Cloning genes into yeast plasmid

• We numbered the beta and protox colonies in order to conduct specific and universal primer on all of them. In addition, we made restriction digestion with EcoRI and SpeI enzymes. In every test, protox sample number 3 appears to have a positive result and the rest is negative - we took this sample and inoculum into bacteria.
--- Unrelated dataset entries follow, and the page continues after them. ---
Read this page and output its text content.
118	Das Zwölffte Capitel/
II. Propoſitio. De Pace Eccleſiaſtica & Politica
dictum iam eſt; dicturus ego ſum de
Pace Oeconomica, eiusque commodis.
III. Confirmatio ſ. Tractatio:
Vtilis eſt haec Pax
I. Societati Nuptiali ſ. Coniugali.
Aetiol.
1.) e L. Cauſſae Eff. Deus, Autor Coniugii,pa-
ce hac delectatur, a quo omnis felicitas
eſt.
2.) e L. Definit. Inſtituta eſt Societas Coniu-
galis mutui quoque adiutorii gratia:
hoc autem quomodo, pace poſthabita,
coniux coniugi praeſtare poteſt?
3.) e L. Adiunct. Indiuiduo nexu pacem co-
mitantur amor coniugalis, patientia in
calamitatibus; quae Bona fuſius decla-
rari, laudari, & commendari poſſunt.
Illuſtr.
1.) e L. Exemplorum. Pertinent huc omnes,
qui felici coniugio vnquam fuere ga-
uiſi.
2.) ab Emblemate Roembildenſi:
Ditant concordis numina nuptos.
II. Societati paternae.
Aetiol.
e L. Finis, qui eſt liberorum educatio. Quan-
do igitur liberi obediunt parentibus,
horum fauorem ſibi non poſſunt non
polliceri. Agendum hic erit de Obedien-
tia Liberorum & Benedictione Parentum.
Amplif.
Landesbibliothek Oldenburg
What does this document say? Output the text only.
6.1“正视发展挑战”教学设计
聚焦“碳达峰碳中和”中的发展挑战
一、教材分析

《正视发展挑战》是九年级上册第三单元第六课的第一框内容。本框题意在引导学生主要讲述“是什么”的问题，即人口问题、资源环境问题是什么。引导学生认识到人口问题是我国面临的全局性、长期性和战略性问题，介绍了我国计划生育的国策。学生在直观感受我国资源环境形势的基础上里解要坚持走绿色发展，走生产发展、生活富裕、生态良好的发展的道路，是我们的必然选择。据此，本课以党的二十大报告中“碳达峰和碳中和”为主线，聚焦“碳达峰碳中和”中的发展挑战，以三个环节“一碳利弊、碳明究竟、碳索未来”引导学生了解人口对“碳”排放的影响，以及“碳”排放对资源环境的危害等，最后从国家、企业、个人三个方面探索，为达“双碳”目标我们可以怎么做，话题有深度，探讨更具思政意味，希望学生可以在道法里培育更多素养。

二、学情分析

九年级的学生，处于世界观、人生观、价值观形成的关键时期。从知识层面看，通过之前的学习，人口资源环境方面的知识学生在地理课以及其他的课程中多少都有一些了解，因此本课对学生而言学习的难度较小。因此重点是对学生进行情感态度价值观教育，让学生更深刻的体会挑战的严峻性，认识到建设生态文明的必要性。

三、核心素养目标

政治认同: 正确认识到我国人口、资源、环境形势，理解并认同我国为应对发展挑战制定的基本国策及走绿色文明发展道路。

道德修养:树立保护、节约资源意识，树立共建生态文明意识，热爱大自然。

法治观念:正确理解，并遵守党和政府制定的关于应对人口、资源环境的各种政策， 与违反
  Fig.12- 1% gel electrophoresis. a: 1-5 pRS306+protox with specific primers, (-) negative control pRS306 with specific primers, (+) positive control is original gene with specific primers. 14-18 pRS306+protox with universal primers (M13 f + M13 R).
  b: 8-12 pRS306+beta with specific primers, (-)negative control pRS306 with specific primers, (+) positive control is original gene with specific primers. 19-23 pRS306+beta with universal primers (M13).
  c: 40-44 pRS306+protox cut with EcoRI and SpeI enzymes, 45-50 pRS306+beta cut with EcoRI and SpeI enzymes.

21.10.17

• With the positive plasmid (pRS306 + protox), we did transformation into S.cerevisiae 3095 with URA- mutation and isolation on URA- plates, one plate for control with pRS316.

23.10.17

• Yeast colonies appeared and tested by using PCR with universal primers (M13 F + M13 R). As seen in fig.13, after PCR reaction we received band around 2000 bp in plate number 1+2 with pRS306+KP6_protox. Just as we expected because the gene is 1900bp and the primers add another 100/200 bases.

  Fig.13- 1% gel electrophoresis, M1- GeneRuler 1 kb plus (Thermo Fisher), 1- plate number one, 2- plate number 2, 3- plate number 3, 4- control with pRS316 (empty plasmid).